- Malaysia
- /
- Consumer Durables
- /
- KLSE:SWSCAP
The Market Doesn't Like What It Sees From SWS Capital Berhad's (KLSE:SWSCAP) Revenues Yet As Shares Tumble 27%
To the annoyance of some shareholders, SWS Capital Berhad (KLSE:SWSCAP) shares are down a considerable 27% in the last month, which continues a horrid run for the company. For any long-term shareholders, the last month ends a year to forget by locking in a 53% share price decline.
After such a large drop in price, considering around half the companies operating in Malaysia's Consumer Durables industry have price-to-sales ratios (or "P/S") above 0.8x, you may consider SWS Capital Berhad as an solid investment opportunity with its 0.3x P/S ratio. Nonetheless, we'd need to dig a little deeper to determine if there is a rational basis for the reduced P/S.
Check out our latest analysis for SWS Capital Berhad
What Does SWS Capital Berhad's Recent Performance Look Like?
For example, consider that SWS Capital Berhad's financial performance has been poor lately as its revenue has been in decline. Perhaps the market believes the recent revenue performance isn't good enough to keep up the industry, causing the P/S ratio to suffer. Those who are bullish on SWS Capital Berhad will be hoping that this isn't the case so that they can pick up the stock at a lower valuation.
We don't have analyst forecasts, but you can see how recent trends are setting up the company for the future by checking out our free report on SWS Capital Berhad's earnings, revenue and cash flow.Is There Any Revenue Growth Forecasted For SWS Capital Berhad?
The only time you'd be truly comfortable seeing a P/S as low as SWS Capital Berhad's is when the company's growth is on track to lag the industry.
Retrospectively, the last year delivered a frustrating 13% decrease to the company's top line. As a result, revenue from three years ago have also fallen 32% overall. Accordingly, shareholders would have felt downbeat about the medium-term rates of revenue growth.
Comparing that to the industry, which is predicted to deliver 9.8% growth in the next 12 months, the company's downward momentum based on recent medium-term revenue results is a sobering picture.
With this information, we are not surprised that SWS Capital Berhad is trading at a P/S lower than the industry. Nonetheless, there's no guarantee the P/S has reached a floor yet with revenue going in reverse. Even just maintaining these prices could be difficult to achieve as recent revenue trends are already weighing down the shares.
The Bottom Line On SWS Capital Berhad's P/S
SWS Capital Berhad's recently weak share price has pulled its P/S back below other Consumer Durables companies. While the price-to-sales ratio shouldn't be the defining factor in whether you buy a stock or not, it's quite a capable barometer of revenue expectations.
As we suspected, our examination of SWS Capital Berhad revealed its shrinking revenue over the medium-term is contributing to its low P/S, given the industry is set to grow. Right now shareholders are accepting the low P/S as they concede future revenue probably won't provide any pleasant surprises either. If recent medium-term revenue trends continue, it's hard to see the share price moving strongly in either direction in the near future under these circumstances.

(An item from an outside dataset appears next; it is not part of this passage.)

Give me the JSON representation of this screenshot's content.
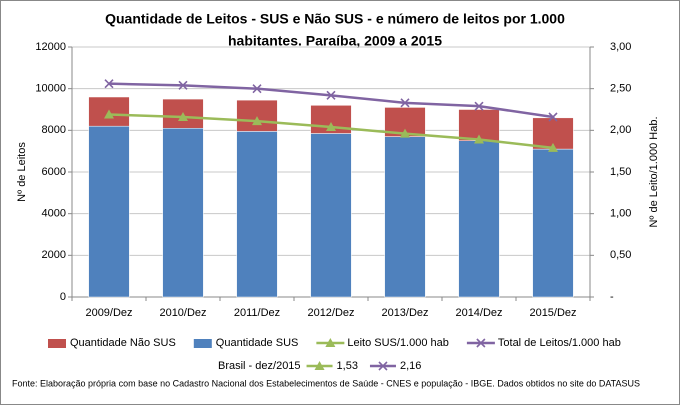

There are also other vital risk factors to consider before investing and we've discovered 2 warning signs for SWS Capital Berhad that you should be aware of.
Of course, profitable companies with a history of great earnings growth are generally safer bets. So you may wish to see this free collection of other companies that have reasonable P/E ratios and have grown earnings strongly.

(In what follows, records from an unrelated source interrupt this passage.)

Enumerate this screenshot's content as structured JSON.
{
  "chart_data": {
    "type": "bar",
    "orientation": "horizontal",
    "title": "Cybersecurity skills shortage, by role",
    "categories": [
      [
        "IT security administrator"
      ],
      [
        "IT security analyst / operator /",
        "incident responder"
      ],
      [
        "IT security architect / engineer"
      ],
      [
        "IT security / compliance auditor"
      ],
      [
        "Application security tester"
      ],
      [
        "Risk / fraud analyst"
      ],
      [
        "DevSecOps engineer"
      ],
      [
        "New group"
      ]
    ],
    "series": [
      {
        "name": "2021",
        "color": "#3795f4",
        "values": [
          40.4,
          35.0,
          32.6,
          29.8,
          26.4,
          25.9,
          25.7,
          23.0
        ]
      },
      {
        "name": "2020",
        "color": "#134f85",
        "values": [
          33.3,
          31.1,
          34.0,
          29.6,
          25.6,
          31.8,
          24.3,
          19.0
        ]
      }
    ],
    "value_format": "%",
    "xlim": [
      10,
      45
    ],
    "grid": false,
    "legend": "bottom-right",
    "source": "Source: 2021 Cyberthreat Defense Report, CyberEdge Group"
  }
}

New: Manage All Your Stock Portfolios in One Place
We've created the ultimate portfolio companion for stock investors, and it's free.
• Connect an unlimited number of Portfolios and see your total in one currency
• Be alerted to new Warning Signs or Risks via email or mobile
• Track the Fair Value of your stocks
Have feedback on this article? Concerned about the content? Get in touch with us directly. Alternatively, email editorial-team (at) simplywallst.com.

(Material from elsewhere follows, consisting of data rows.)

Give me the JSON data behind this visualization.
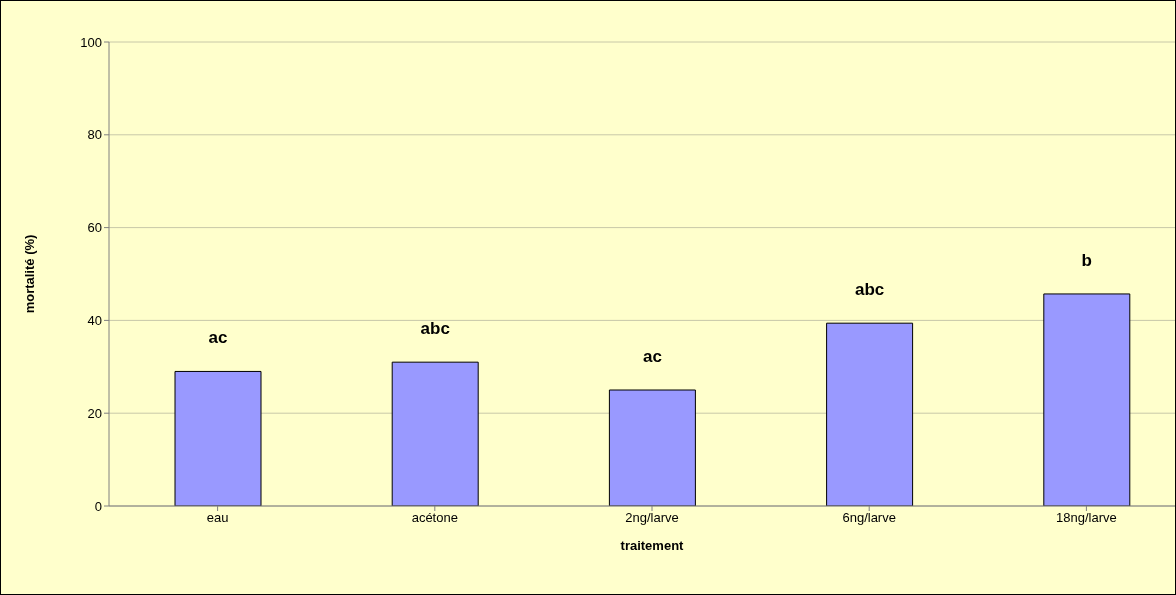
{
  "chart_data": {
    "type": "bar",
    "xlabel": "traitement",
    "ylabel": "mortalité (%)",
    "categories": [
      "eau",
      "acétone",
      "2ng/larve",
      "6ng/larve",
      "18ng/larve"
    ],
    "values": [
      29,
      31,
      25,
      39.4,
      45.7
    ],
    "color": "#9999ff",
    "ylim": [
      0,
      100
    ],
    "yticks": [
      0,
      20,
      40,
      60,
      80,
      100
    ],
    "grid": "y",
    "legend": false,
    "annotations": [
      "ac",
      "abc",
      "ac",
      "abc",
      "b"
    ]
  }
}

This article by Simply Wall St is general in nature. We provide commentary based on historical data and analyst forecasts only using an unbiased methodology and our articles are not intended to be financial advice. It does not constitute a recommendation to buy or sell any stock, and does not take account of your objectives, or your financial situation. We aim to bring you long-term focused analysis driven by fundamental data. Note that our analysis may not factor in the latest price-sensitive company announcements or qualitative material. Simply Wall St has no position in any stocks mentioned.
About KLSE:SWSCAP
SWS Capital Berhad
An investment holding company, manufactures and sells wood furniture and plasticwares in the Asia Pacific, Europe, Malaysia, and internationally.
Excellent balance sheet and good value.